Antes de entrar de cierta serenidad en los evangelios, me demoré en la visión escéptica que sobre Jesús había levantado Ernesto Renan, el gran escritor francés. Recuerdo muy bien aquella, supongo que burlona expresión del señalado pensador galo: “Cristo si no fue Dios mereció serlo”. A mí me parece que ese Cristo novelado es una versión superior a la de su padre del llamado Antiguo Testamento. Sin embargo, ese Cristo generoso, rebelde contra lo que entendía las injusticias de sus tiempo (a diferencia de su supuesto progenitor), también, al igual que Éste, exhibe con frecuencia arrogancia, amenaza con castigos infernales a quienes no cumplan con la “voluntad” de su Padre, Padre cuya megalomanía y crueldad ilustra muy bien el llamado Viejo Testamento; un Padre del que ese Cristo nunca renegó.

De todas maneras, admiro cómo este Cristo marca una gran diferencia respecto de Jehová. Mientras Éste manda destruir ciudades completas, con sus niños, mujeres y ancianos indefensos, Jesús pide que los niños vayan a Él “porque de ellos es el reino de los cielos”. Apela, de manera creíble, al valor de la inocencia y la pureza para que alguien pueda hacerse merecedor de tal “reino”.

Cristo, según el mito bíblico, era el hijo de Dios, y según el mismo mito se sentaría a la diestra de Éste una vez resucitara de su muerte de tres días.
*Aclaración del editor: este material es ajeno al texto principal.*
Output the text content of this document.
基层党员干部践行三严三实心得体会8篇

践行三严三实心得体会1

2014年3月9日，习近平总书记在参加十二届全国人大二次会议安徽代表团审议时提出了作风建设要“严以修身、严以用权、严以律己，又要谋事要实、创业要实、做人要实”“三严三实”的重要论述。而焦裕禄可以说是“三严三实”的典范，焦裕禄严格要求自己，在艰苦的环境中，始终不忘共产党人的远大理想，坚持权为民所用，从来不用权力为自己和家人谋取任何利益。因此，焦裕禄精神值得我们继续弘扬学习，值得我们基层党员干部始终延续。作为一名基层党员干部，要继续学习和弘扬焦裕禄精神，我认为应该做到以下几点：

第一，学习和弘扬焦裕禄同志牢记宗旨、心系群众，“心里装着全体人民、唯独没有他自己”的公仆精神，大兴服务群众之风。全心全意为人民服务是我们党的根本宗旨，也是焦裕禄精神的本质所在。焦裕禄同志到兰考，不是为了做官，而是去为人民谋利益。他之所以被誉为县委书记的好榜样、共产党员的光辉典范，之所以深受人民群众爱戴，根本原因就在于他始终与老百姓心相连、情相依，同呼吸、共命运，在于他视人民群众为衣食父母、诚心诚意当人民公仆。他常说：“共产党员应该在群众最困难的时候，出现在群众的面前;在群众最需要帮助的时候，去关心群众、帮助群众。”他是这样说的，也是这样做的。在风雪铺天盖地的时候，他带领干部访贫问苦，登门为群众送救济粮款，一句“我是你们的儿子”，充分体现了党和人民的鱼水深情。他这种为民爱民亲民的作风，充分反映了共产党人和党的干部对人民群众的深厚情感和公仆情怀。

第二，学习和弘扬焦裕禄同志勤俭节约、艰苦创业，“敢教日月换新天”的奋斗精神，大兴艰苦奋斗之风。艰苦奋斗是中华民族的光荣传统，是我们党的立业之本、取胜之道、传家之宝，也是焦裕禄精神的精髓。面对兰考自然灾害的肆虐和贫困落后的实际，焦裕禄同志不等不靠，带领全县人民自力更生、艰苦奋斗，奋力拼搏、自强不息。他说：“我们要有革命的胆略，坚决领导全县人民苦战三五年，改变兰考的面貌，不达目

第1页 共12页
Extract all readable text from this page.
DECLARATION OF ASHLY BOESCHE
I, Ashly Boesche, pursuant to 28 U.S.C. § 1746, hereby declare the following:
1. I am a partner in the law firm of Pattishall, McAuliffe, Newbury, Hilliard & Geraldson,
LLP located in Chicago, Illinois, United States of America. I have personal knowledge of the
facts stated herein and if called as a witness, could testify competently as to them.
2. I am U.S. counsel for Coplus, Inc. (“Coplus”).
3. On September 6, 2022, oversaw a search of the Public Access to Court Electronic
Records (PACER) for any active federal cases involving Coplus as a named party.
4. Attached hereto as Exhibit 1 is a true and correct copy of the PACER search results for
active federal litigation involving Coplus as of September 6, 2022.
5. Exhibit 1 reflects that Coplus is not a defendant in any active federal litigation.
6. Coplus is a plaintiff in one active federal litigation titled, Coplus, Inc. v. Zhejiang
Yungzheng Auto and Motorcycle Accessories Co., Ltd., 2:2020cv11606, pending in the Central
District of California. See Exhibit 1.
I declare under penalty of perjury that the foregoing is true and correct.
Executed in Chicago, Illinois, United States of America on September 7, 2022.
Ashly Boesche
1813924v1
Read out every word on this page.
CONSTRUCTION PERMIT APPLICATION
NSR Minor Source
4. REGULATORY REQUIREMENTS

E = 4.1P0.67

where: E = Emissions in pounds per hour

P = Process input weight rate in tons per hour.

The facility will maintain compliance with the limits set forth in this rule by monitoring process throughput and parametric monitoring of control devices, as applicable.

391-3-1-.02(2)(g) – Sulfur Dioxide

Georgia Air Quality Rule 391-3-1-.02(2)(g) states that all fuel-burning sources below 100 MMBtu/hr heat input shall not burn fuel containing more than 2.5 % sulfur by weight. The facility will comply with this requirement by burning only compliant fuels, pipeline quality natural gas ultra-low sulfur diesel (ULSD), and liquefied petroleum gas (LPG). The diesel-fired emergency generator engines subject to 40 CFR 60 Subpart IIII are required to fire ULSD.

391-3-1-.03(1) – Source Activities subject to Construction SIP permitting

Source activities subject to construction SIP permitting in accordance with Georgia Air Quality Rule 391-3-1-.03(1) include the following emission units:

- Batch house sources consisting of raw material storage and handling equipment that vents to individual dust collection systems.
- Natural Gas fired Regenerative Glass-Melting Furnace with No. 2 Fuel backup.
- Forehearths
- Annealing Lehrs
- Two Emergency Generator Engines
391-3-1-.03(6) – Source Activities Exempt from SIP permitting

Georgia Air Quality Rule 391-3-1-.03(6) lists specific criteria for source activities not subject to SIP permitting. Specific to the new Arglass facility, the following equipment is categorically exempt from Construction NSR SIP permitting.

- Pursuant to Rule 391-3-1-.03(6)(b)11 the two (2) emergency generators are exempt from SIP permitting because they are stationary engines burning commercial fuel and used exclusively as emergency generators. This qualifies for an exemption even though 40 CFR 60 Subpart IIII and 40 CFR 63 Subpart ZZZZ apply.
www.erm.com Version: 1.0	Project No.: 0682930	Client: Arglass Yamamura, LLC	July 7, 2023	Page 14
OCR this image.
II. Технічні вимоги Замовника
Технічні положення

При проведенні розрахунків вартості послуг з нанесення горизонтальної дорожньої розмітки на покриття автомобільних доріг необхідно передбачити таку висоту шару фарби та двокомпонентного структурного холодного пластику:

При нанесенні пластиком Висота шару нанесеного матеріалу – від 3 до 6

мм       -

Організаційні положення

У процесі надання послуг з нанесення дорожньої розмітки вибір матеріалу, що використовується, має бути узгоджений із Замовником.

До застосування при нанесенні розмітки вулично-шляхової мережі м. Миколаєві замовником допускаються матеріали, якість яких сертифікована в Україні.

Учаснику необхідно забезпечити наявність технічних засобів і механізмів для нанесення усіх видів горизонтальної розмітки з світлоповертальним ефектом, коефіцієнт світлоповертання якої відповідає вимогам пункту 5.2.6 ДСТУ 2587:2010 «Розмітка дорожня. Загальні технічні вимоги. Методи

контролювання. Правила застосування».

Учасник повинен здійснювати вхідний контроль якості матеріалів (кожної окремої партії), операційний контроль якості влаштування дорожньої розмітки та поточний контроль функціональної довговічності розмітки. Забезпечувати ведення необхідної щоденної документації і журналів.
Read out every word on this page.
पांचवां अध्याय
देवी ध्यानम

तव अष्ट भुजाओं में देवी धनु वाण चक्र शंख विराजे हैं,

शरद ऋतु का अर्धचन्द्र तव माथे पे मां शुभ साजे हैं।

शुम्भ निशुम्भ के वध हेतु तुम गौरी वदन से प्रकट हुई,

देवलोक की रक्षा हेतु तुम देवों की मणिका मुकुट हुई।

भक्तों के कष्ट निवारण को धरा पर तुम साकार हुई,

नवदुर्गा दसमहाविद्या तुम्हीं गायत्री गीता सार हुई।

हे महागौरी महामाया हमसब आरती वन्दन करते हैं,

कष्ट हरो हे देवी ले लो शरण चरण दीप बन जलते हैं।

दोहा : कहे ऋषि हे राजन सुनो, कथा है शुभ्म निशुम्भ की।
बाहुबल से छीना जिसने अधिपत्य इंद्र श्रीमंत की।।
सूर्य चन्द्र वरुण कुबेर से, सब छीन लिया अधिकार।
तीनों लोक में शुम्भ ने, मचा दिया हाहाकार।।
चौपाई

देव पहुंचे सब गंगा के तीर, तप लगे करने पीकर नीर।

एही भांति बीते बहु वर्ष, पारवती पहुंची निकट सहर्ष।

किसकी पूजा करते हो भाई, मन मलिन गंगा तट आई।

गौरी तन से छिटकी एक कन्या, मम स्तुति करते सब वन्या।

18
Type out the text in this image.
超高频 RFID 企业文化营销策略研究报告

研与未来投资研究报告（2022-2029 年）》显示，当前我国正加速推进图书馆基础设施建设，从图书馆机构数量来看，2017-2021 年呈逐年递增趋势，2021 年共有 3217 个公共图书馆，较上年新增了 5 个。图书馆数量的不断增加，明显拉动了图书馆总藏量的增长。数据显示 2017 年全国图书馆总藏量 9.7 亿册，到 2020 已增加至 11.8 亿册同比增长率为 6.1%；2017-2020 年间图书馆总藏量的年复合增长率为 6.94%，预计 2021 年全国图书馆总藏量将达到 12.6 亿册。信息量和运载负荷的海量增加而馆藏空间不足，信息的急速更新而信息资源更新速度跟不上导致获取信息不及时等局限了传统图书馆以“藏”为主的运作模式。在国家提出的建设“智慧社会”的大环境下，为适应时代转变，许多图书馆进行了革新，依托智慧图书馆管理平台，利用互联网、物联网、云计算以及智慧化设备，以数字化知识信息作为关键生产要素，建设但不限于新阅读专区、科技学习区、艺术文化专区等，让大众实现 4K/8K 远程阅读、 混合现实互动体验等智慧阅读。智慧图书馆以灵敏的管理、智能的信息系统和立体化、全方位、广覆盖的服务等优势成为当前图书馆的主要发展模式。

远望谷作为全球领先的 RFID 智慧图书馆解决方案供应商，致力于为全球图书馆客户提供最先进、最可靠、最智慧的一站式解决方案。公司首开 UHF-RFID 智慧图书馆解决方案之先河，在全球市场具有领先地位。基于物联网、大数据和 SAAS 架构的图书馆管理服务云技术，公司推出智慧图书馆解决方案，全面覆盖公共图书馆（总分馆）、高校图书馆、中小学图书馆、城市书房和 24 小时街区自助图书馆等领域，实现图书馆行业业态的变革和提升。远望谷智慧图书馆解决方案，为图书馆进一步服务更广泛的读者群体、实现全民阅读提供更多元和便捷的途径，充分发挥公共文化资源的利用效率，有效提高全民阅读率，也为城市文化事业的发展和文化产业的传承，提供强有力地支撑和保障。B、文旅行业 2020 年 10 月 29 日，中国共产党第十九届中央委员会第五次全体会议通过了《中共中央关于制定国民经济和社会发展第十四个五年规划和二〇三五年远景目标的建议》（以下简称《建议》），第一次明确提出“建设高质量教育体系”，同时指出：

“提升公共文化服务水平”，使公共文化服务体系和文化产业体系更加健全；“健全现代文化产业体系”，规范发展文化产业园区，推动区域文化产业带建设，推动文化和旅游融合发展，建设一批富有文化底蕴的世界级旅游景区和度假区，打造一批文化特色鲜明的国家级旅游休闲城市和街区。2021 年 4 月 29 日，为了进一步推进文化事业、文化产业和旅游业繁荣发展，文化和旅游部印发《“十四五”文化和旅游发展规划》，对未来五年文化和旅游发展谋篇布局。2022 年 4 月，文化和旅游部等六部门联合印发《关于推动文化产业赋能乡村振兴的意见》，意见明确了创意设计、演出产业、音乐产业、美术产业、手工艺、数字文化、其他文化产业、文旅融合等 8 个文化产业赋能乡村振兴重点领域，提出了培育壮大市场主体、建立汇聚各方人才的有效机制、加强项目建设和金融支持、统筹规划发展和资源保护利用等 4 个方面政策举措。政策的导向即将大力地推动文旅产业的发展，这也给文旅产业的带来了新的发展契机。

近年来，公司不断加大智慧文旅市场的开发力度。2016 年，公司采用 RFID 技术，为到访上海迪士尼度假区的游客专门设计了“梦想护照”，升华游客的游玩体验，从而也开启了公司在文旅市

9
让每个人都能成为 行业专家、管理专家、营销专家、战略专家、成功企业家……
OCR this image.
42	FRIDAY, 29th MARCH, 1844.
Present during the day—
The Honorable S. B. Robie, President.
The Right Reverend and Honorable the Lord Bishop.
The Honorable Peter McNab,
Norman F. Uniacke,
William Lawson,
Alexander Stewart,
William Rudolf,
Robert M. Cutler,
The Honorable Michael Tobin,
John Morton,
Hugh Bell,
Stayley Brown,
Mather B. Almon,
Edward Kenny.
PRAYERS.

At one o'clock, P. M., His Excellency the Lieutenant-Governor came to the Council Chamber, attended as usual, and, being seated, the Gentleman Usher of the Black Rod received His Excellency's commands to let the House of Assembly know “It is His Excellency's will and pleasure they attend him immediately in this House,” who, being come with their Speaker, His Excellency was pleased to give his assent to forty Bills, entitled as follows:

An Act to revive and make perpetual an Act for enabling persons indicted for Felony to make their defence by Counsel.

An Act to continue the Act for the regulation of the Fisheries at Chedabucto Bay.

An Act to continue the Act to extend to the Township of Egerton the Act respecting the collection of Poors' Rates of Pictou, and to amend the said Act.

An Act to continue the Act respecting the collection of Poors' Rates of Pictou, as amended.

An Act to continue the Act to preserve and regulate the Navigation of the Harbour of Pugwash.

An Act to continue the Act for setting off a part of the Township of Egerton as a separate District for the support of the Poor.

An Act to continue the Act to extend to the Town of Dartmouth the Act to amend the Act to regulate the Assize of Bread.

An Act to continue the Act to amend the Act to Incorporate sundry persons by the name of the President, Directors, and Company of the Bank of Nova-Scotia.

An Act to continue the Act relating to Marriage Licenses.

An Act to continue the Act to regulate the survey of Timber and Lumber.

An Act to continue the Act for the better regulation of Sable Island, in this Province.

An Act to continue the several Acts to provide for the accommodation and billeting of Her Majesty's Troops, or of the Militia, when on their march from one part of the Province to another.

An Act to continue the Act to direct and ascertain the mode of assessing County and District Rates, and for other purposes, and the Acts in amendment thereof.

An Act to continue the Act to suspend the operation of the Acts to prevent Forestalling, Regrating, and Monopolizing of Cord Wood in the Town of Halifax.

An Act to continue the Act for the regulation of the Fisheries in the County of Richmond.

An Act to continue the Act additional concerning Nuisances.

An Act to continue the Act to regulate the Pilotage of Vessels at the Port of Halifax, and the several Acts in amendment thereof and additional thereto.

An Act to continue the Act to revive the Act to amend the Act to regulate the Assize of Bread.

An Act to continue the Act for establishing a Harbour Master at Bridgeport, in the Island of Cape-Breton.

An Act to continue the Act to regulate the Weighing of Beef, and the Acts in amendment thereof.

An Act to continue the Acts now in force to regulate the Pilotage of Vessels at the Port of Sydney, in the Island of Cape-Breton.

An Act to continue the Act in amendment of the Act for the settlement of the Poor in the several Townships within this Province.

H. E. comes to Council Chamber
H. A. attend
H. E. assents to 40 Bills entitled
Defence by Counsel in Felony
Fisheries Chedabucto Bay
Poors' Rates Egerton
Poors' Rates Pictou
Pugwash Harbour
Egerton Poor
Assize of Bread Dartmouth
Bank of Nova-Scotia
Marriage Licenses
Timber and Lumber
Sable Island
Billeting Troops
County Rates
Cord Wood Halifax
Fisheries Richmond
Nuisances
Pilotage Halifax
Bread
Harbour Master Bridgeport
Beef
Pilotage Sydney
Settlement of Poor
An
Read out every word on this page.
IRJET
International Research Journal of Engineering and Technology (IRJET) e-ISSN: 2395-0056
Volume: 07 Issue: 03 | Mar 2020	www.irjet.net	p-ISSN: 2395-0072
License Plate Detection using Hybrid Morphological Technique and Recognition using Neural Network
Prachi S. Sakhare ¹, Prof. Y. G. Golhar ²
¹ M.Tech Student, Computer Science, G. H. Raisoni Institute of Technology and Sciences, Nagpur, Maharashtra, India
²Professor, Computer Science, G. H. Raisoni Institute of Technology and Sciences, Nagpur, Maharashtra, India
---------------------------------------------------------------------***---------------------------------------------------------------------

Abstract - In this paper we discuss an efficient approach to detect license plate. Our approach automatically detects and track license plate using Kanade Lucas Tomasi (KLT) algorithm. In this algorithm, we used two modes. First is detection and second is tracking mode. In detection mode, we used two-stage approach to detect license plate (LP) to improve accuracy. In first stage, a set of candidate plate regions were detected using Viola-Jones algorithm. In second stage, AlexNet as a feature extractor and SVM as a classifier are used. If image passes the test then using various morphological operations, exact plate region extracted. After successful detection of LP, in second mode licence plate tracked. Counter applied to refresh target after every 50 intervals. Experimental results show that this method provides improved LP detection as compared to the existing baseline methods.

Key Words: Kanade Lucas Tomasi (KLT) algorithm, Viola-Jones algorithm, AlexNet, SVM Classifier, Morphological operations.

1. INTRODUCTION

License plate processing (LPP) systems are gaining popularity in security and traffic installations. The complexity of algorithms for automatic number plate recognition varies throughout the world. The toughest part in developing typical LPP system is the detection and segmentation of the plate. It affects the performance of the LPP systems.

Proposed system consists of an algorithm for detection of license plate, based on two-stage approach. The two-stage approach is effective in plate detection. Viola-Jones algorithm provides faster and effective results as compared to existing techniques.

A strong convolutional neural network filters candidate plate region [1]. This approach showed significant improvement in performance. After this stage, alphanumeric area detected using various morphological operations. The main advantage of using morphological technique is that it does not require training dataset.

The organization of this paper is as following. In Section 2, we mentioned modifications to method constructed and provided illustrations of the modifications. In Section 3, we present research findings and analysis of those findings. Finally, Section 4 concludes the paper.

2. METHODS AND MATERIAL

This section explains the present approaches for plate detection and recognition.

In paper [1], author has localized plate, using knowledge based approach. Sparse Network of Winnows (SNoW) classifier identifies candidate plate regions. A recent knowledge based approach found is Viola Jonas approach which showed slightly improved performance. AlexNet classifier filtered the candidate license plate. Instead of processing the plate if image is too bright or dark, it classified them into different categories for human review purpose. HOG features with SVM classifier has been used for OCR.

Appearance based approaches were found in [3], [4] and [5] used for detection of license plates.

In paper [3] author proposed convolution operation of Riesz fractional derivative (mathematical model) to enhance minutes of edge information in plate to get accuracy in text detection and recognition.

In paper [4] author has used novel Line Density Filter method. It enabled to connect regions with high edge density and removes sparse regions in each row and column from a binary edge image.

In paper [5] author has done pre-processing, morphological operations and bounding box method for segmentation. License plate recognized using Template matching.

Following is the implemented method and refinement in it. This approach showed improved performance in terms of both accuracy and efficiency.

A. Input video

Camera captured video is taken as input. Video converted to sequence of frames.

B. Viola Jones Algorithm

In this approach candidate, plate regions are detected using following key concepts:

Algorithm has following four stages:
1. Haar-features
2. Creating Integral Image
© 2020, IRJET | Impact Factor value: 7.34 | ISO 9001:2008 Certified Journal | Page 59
Este mismo Cristo que, según la intrincada teología, llegaría luego a fundirse con el mismo Dios, y que Él mismo sería Dios, una vez venciera con su muerte la humana condición, tuvo el coraje de decir (siempre según la leyenda), en medio de su enorme sufrimiento:

“¡Padre, ¿por qué me has abandonado?!” ¿Se atrevería un creyente sincero, un cristiano de verdad, en medio de grandes sufrimientos, a expresarse con tal nivel de desengaño y desesperación, ante el abandono de su dios? ¿Se atrevería a decir “¡Padre, por qué me has abandonado!”? Lo dudo, porque quien lo hiciera en ese momento estaría expresando que ya no cree más en el poder y la generosidad de su dios.

Con lo que me encuentro a diario (y lo estoy viviendo ahora; nadie me lo puede contar) es con una situación contraria, que me hace comprobar que mientras un “cristiano” sufre más, mientras más golpes y humillaciones recibe de la vida, más dice sentir el amor, el poder y la misericordia de su dios; ya he hablado en más de una ocasión en estas notas (me refiero a un amplio libro de consideraciones varias) de la relación sadomasoquista entre Dios y sus criaturas.